[Haskell-cafe] Re: Mining Twitter data in Haskell and Clojure

Fri Jun 18 10:03:21 EDT 2010

braver wrote:
> Wren -- thanks for the clarification!  Someone said that Foldable on
> Trie may not be very efficient -- is that true?

That was probably me saying that I had worked on some more efficient 
implementations than those currently in use. Alas, the more efficient 
ones seem to alter the order of enumerating the values, and I haven't 
had a chance to fix that (so they're not being used currently).

As for general efficiency, I haven't run any benchmarks for folds vs 
other datastructures so I can only speculate. If you're using foldl or 
foldr instead of foldrWithKey[1] then the performance should be 
comparable to Data.Map. For both data structures, all they do is 
traverse the spine and enumerate the leaves, so the indexing data on the 
spine nodes is irrelevant.

> What's the exact relationship between Trie and Map and their
> respective performance?

Data.Trie is a big-endian patricia tree with node fusion, which is the 
same datastructure as Data.IntMap. The only difference is that IntMap 
can only take fixed-length keys (namely Ints) whereas Trie can take 
variable length keys (i.e., any string of bits). On the other hand, 
Data.Map is a form of balanced tree, which is rather different. The API 
documentation gives links to the relevant papers.

The API documentation also gives their asymptotic performance. I don't 
have all the numbers for Trie yet because my sources didn't give them 
and I haven't had the chance to prove them myself, but they will be 
similar to those for IntMap.
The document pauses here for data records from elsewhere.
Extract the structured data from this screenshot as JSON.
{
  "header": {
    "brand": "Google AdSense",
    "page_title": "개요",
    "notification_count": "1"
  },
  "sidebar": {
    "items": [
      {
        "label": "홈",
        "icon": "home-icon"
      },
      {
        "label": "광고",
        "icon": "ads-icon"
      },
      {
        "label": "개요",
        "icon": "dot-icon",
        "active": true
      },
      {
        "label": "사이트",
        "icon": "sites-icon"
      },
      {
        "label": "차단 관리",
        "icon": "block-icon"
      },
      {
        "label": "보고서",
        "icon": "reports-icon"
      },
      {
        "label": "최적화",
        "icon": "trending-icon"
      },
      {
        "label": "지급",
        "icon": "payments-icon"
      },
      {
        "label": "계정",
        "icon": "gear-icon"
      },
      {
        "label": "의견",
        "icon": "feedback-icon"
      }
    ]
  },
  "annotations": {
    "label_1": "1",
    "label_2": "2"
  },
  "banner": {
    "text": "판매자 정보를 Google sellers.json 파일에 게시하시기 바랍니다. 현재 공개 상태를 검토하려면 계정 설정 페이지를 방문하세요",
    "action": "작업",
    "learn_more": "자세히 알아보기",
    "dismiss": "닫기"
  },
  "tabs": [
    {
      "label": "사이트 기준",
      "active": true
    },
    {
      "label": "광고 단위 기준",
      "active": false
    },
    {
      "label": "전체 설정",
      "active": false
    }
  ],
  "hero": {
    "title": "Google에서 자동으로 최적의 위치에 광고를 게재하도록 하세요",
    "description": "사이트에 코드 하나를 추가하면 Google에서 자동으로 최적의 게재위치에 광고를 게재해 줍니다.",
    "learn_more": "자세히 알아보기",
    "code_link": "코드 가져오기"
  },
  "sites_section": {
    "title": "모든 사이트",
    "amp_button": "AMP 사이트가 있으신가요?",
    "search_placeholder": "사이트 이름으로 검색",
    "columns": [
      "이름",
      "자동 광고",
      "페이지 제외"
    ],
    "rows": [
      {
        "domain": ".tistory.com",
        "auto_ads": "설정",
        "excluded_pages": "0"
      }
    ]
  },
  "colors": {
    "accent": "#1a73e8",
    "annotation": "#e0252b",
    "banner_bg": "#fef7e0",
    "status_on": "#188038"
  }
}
In general, because it is specialized for 
the key type, Trie will be more efficient than (Map Bytestring) just as 
IntMap is more efficient than (Map Int).

The exact performance characteristics can vary depending on the specific 
program, however. Because patricia trees and balanced trees are such 
different structures, they excel for different usage patterns. For 
example, if you wanted to get (or enumerate) the submap containing only 
the keys beginning with "foo", tries will be much more efficient than 
the alternatives. However, if you need to use functions like 
foldrWithKey often, then tries will be at a disadvantage since they must 
reconstruct the keys.[1] As I recall, tries are also at an advantage if 
you often merge/meld maps; though I don't recall the algorithm Data.Map 
uses to be sure of that.

Similarly, since Map, IntMap, and Trie are persistent data structures, 
if you're not using that persistence then you may get better performance 
out of an ephemeral data structure like hash tables. Though you should 
first check to make sure that IntMap + interning is insufficient, since 
a big part of hash table's performance characteristics comes from the 
interning implicit in the hash function.

Choosing the right tool depends on how you want to use it.

[1] If you do need to use foldrWithKey often, an easy way to improve 
performance is to use a Trie (ByteString,Foo) and store the complete key 
alongside the value. This way you can use the faster foldl/foldr and 
still have access to the key. This will increase memory consumption, of 
course, though Trie does try to maximize sharing of key segments, so it 
won't cost as much as initially expected.

-- 
Live well,
~wren